Saturday, March 9, 2013

My Sunday School Lesson Recap: "What do the sciptures teach us about the Aronement?"

This month, the lesson topic is "The Atonement of Jesus Christ". The topic I chose for this week (and next, assuming it would take at least two weeks) is:

"What do the scriptures teach us about the Atonement of Jesus Christ?"

I wrote four questions on the board: "What?"  "Why?"  "How?"  "Why God?"

I told the students that we might not get to all four questions, especially the last one, and that we probably would have to take at least two weeks to cover everything I wanted to cover.

I started not by opening the scriptures first, but rather by asking the students how they would define the atonement if someone at school asked them what it means. They mentioned the Garden of Gethsemane and Golgotha, and they mentioned "returning to God". We probed a bit further and went into the Bible Dictionary for what it says. We focused on the meaning of bringing two things together as one and talked about what that means - and how oneness in Mormon theology is different than just being with God - that it's being like God enough to be gods in our own right.

I had them open the Topical Guide and look under "Atonement" to see how many scriptures are listed there. They saw that there are no verses or passages listed; instead, there are other topics listed, including "Jesus Christ - Atonement through". We turned to that topic, and they saw that there are about 1 1/2 columns of verses listed there. I asked each of them (10 students total) to take 5 seconds and choose one of those verses to read and discuss. I told them to close their eyes and put their fingers on one if they wanted, since I didn't care at all which ones we read. I waited about 10 seconds and then asked them, one-by-one, which verses they picked. They stayed in the Topical Guide, while I found and read each scripture. (I did that to save time and to allow them to pick a different scripture if someone before them picked the same one they had chosen.) I read the ten scriptures and we talked very briefly about each one. I told them we would talk more next week about the ones that dealt with pain, suffering, affliction, temptation, sickness, infirmities, etc. being covered by the Atonement.
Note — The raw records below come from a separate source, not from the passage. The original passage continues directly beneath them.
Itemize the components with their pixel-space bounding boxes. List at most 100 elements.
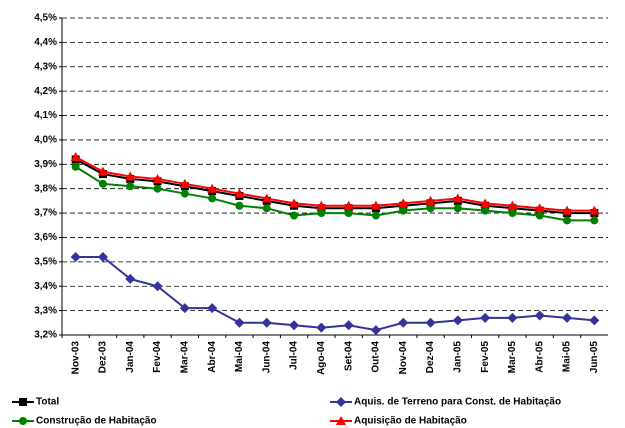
point bbox=[481, 206, 490, 215]
legend-marker bbox=[336, 397, 346, 407]
point bbox=[398, 198, 409, 208]
point bbox=[534, 310, 545, 321]
series-line bbox=[75, 255, 595, 332]
x-tick-label: Fev-05 bbox=[480, 341, 491, 373]
point bbox=[370, 325, 381, 336]
legend-label: Construção de Habitação bbox=[36, 416, 157, 427]
point bbox=[508, 209, 517, 218]
point bbox=[562, 312, 573, 323]
point bbox=[98, 179, 107, 188]
point bbox=[535, 211, 544, 220]
point bbox=[398, 317, 409, 328]
point bbox=[399, 206, 408, 215]
point bbox=[343, 320, 354, 331]
point bbox=[344, 209, 353, 218]
x-tick-label: Mai-05 bbox=[562, 341, 573, 373]
y-tick-label: 4,5% bbox=[34, 13, 57, 24]
y-tick-label: 4,4% bbox=[34, 37, 57, 48]
point bbox=[589, 205, 600, 215]
x-tick-label: Jun-04 bbox=[261, 341, 272, 374]
x-tick-label: Dez-03 bbox=[98, 341, 109, 374]
x-tick-label: Fev-04 bbox=[152, 341, 163, 373]
point bbox=[290, 211, 299, 220]
point bbox=[317, 209, 326, 218]
point bbox=[179, 303, 190, 314]
point bbox=[234, 188, 245, 198]
y-tick-label: 4,1% bbox=[34, 110, 57, 121]
point bbox=[261, 193, 272, 203]
series-line bbox=[75, 165, 595, 222]
point bbox=[316, 200, 327, 210]
series-line bbox=[75, 156, 595, 212]
y-tick-label: 4,3% bbox=[34, 61, 57, 72]
x-tick-label: Mar-05 bbox=[507, 341, 518, 374]
point bbox=[452, 193, 463, 203]
x-tick-label: Ago-04 bbox=[316, 341, 327, 375]
point bbox=[289, 198, 300, 208]
x-tick-label: Jul-04 bbox=[289, 341, 300, 370]
point bbox=[562, 205, 573, 215]
point bbox=[207, 303, 218, 314]
point bbox=[234, 317, 245, 328]
x-tick-label: Out-04 bbox=[371, 341, 382, 373]
y-tick-label: 3,5% bbox=[34, 256, 57, 267]
legend-marker bbox=[336, 416, 346, 425]
x-tick-label: Dez-04 bbox=[425, 341, 436, 374]
point bbox=[70, 251, 81, 262]
x-tick-label: Jan-04 bbox=[125, 341, 136, 373]
legend-marker bbox=[19, 398, 27, 406]
point bbox=[425, 317, 436, 328]
point bbox=[563, 216, 572, 225]
point bbox=[426, 204, 435, 213]
point bbox=[453, 204, 462, 213]
point bbox=[590, 216, 599, 225]
legend-label: Aquisição de Habitação bbox=[354, 416, 467, 427]
x-tick-label: Nov-04 bbox=[398, 341, 409, 375]
x-tick-label: Jun-05 bbox=[589, 341, 600, 374]
point bbox=[589, 315, 600, 326]
point bbox=[97, 251, 108, 262]
x-tick-label: Mai-04 bbox=[234, 341, 245, 373]
point bbox=[125, 171, 136, 181]
x-tick-label: Nov-03 bbox=[70, 341, 81, 375]
point bbox=[207, 183, 218, 193]
point bbox=[235, 201, 244, 210]
y-tick-label: 3,2% bbox=[34, 330, 57, 341]
y-tick-label: 3,7% bbox=[34, 208, 57, 219]
point bbox=[370, 200, 381, 210]
point bbox=[71, 162, 80, 171]
point bbox=[179, 178, 190, 188]
x-tick-label: Set-04 bbox=[343, 341, 354, 371]
x-tick-label: Abr-04 bbox=[207, 341, 218, 373]
legend-label: Aquis. de Terreno para Const. de Habitaç… bbox=[354, 397, 561, 408]
point bbox=[262, 204, 271, 213]
x-tick-label: Mar-04 bbox=[179, 341, 190, 374]
point bbox=[261, 317, 272, 328]
point bbox=[153, 184, 162, 193]
point bbox=[97, 166, 108, 176]
point bbox=[452, 315, 463, 326]
y-tick-label: 3,4% bbox=[34, 281, 57, 292]
point bbox=[507, 312, 518, 323]
y-tick-label: 3,9% bbox=[34, 159, 57, 170]
point bbox=[507, 200, 518, 210]
point bbox=[70, 151, 81, 161]
point bbox=[152, 281, 163, 292]
point bbox=[152, 173, 163, 183]
x-tick-label: Jan-05 bbox=[452, 341, 463, 373]
point bbox=[180, 189, 189, 198]
y-tick-label: 3,3% bbox=[34, 305, 57, 316]
point bbox=[126, 182, 135, 191]
point bbox=[425, 195, 436, 205]
legend-marker bbox=[19, 417, 27, 425]
y-tick-label: 3,8% bbox=[34, 183, 57, 194]
y-tick-label: 4,2% bbox=[34, 86, 57, 97]
y-tick-label: 3,6% bbox=[34, 232, 57, 243]
point bbox=[125, 273, 136, 284]
point bbox=[208, 194, 217, 203]
point bbox=[316, 322, 327, 333]
point bbox=[371, 211, 380, 220]
legend-label: Total bbox=[36, 397, 59, 408]
y-tick-label: 4,0% bbox=[34, 135, 57, 146]
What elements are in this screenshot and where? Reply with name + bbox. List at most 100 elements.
I then asked why an atonement is necessary. They mentioned that we can't get to heaven on our own and a couple of other good but standard answers. I asked them to think even more fundamentally and simply, using the definition we had read as the basis for their answer. One girl said, "Because of the Fall of Adam and Eve" - so I asked what she meant. She said that we are separated from God and need to get back to Him and be like him, which we aren't right now. I agreed and said that being made "at one" can't occur unless we aren't at-one.

I then asked them how we can become at one with God - not how Jesus suffered, but what our responsibility is in the process of atonement. That stumped them at first, but someone mentioned obeying the commandments. I changed that to "doing what we think will make us like God", since not everyone agrees about what the commandments are, and they all agreed with that. Someone then said we need to repent, and we talked about the meaning of repent being, at the core, nothing more than "change". I pointed out that if we are different than God and want to be like God, the ONLY thing that is necessary is to change that difference - and, again, that means our part of the deal simply is to try our best to change in ways that we believe will make us more like God. I told them that I don't really care much about exactly how someone understands the Atonement intellectually; what I care about is how someone strives to be Christ-like in how they act and how they treat other people.

We ended by reading John 17 - the Intercessory Prayer - the entire chapter. I reminded them that this was Jesus' farewell prayer right before the Garden and the Cross. I asked them to keep that in mind as we read the prayer. I highlighted, especially, verse 3 (life eternal is knowing God, the Father, and Jesus, the Christ), verse 5 (which I read as a request by Jesus that he be given back the glory of his status as a God, so he could handle what he knew was coming), verse 10 (that Jesus' glory was in his disciples - a very different definition of glory than many people have concerning God), verse 13 (that full joy is internal and shared), verse 15 (saying, essentially, "I have protected them up to this point, but I won't be around much longer, so take care of them when I'm gone" - which hits my heart every time I read it), verses 21-23 (which I told them I believe is the simplest, most pure description of "at-one-ment" we have in all of our scriptures) and verse 25 (which says, in essence, that the disciples still didn't know the Father like Jesus knew the Father). We went back to verse 3 and read just that verse and verse 25 back-to-back, pointing out that Jesus was praying in a very real way that the disciples would be able to gain "life eternal" in his absence - that AFTER he left them, they could come to know Heavenly Father in a way they couldn't when Jesus still was with them.